I elbowed him as we made our way down the sidewalk. “Nick’s all right. You’d actually probably like him if you got to know him.”
He snorted. “The chances of that happening are about even with me sitting with the Queen for high tea.”
I fussed with the strap of my bag. Talking about Nick wasn’t exactly a smooth maneuver into his brother, but I was going for it anyway. “Do you want to get to know your brother?”
He didn’t reply right away. It was actually long enough that I wondered if he was just not going to say anything at all. He cleared his throat, his voice a little hoarse. “I keep burning those bridges. Maybe someday though.”
“Do you really hate him that much?”
“So, the New York kind of boardwalk is that different?”
I glanced up at him. “I take it you don’t want to talk about it?”
He stopped in the middle of the sidewalk, swooped down, and gave me a hot, hard kiss. “No, I don’t hate him. Can we make today about us and not my fucked up family?”
I sighed. “All right.”
He looped his arm around my shoulders. “Did you say you had brothers?”
“Yeah. Big ones.”
He brushed a kiss along my temple. “Warning me, Magic?”
I shrugged. “You’ll be gone tonight. I don’t need to scare you with the details of my three older brothers.”
His eyebrows shot up. “Three?”
“Yep.”
He let me go as we steered around a woman with a carriage filled with bottles and cans then snagged my hand, lacing our fingers. “Could you stop reminding me that I have to go?”
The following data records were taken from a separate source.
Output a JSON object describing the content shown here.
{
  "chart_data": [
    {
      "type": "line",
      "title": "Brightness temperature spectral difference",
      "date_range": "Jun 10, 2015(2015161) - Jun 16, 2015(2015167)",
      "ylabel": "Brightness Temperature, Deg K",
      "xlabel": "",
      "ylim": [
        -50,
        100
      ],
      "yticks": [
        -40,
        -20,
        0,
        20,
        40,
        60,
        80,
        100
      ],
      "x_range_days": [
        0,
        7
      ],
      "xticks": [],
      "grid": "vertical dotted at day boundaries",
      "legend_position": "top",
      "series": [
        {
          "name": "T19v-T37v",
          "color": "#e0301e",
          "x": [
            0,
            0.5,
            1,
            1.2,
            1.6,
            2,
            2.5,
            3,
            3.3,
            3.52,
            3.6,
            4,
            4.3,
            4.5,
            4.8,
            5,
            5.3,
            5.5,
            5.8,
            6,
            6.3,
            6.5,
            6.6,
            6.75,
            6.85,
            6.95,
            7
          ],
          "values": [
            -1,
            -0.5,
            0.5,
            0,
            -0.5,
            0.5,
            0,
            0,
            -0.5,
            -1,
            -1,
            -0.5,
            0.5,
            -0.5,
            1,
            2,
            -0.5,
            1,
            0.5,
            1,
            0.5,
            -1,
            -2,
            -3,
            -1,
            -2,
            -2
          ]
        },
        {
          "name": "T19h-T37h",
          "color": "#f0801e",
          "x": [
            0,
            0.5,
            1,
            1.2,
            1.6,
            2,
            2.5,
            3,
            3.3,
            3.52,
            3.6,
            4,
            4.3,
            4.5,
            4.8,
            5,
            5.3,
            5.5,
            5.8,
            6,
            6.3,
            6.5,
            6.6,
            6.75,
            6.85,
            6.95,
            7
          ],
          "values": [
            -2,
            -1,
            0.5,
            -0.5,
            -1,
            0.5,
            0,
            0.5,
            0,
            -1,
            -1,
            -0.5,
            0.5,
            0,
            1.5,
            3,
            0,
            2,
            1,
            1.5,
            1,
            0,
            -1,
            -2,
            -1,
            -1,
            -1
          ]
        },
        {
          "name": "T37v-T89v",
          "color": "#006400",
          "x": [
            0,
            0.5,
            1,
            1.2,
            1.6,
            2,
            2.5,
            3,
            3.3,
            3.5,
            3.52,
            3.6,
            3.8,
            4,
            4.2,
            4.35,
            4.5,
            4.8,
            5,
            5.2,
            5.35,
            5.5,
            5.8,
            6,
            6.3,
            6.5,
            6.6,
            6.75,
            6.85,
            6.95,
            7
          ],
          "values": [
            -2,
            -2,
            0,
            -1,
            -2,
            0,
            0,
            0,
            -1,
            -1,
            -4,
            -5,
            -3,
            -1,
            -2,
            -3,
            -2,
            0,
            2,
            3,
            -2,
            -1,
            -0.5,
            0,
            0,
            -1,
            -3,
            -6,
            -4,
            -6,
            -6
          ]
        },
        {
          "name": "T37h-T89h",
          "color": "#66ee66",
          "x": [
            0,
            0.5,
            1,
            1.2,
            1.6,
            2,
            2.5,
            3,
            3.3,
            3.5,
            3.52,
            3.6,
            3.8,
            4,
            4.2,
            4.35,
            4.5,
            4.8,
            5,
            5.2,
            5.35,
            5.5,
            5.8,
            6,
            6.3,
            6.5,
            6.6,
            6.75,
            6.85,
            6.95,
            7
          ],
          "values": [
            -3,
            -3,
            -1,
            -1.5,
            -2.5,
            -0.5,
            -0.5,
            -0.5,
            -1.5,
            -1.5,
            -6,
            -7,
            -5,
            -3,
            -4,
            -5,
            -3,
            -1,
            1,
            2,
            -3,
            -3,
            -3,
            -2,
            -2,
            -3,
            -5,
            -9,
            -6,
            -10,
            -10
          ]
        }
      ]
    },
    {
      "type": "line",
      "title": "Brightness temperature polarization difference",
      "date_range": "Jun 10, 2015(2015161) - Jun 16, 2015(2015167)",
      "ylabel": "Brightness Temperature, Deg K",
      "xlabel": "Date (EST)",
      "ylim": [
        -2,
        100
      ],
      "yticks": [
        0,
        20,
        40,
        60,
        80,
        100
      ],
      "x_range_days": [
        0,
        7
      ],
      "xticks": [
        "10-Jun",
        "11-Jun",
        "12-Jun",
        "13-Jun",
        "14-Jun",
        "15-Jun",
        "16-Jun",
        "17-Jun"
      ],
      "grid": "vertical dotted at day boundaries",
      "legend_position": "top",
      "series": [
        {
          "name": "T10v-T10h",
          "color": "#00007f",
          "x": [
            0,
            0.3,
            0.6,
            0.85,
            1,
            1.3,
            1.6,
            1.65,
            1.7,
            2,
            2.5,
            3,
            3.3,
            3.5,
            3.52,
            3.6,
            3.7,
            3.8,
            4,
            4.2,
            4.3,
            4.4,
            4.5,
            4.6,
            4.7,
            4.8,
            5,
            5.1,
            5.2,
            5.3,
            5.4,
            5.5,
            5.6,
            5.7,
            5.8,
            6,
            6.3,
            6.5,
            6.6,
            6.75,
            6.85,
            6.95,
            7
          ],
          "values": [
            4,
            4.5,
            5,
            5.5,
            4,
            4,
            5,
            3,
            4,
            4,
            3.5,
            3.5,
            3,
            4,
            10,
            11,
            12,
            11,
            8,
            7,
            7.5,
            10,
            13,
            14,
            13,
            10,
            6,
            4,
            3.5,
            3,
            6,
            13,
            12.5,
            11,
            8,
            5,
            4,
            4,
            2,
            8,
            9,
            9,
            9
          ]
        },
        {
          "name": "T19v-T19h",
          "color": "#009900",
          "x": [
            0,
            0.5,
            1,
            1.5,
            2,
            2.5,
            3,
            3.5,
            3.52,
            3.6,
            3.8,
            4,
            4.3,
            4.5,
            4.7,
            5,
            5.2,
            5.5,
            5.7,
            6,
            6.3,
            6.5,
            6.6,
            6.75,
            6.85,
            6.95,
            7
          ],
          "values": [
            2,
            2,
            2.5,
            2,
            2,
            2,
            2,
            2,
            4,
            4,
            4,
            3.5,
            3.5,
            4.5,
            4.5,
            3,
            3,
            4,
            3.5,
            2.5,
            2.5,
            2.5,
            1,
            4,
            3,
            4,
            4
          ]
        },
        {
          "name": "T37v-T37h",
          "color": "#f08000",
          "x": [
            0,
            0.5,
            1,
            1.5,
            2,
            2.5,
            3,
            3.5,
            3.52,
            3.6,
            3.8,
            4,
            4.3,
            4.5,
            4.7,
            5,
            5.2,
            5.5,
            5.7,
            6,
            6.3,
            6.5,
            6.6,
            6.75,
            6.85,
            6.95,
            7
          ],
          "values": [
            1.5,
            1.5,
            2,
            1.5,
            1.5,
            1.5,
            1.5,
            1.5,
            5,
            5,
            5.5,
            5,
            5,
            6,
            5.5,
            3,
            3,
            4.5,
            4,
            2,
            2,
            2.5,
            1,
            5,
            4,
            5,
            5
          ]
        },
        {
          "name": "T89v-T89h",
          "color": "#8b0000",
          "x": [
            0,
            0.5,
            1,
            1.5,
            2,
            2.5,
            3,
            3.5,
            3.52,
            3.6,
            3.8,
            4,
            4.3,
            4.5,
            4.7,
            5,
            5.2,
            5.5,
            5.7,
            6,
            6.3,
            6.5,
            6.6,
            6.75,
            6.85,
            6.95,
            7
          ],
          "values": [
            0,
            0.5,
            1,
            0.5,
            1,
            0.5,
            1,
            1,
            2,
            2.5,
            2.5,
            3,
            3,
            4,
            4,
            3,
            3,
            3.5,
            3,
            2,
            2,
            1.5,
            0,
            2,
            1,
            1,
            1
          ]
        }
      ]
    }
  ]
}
“Maybe I’m reminding myself.” But I didn’t let go of his hand.
I rushed us across the street to the heart of the marketplace. He was right—now wasn’t the time to think about the end of things.
I was just going to enjoy the moment and the man.
We laughed our way through three different stores. He traded his jeans for Day-Glo orange board shorts that were literally five dollars. When the sales girl recognized him outside the dressing rooms, he signed one of the legs of the jeans and handed them to her.
I was fairly sure the girl was going to swoon for days. She already had her phone out to take pictures. Three selfies and one hand off to me, and she was nearly shaking at the end of it all.
“You know those are nine hundred dollar jeans, right?” I whispered to him.
He curled his fingers into his palm for a moment before shrugging. “Good thing I didn’t cut the bottoms off to make them shorts, yeah?” He dragged me out the door with a wide, dimpled grin.
Two more stores and we had all the snacks we’d need for the day along with ridiculous shirts for me and him. By the time we left for Micky’s, a low hum seemed to follow us. Phone cameras came out wherever we were. Surreptitious snaps, blatant ones, and people tripped over themselves to get a look.
Was this what it felt like to be him for a day?
The constant attention didn’t seem to bother him—at least at first. He got quieter and quieter. Even food seemed to hold little appeal for him, and I knew for a fact that food was probably his favorite thing next to sex.
I straddled his legs on the bench of the picnic table outside Micky’s.
Startled, he gripped my hips. His eyes went hooded.
“Do you want to go back to my studio?”
He gave the gigglers behind us a side eye. “You trying to cause trouble for both of us?”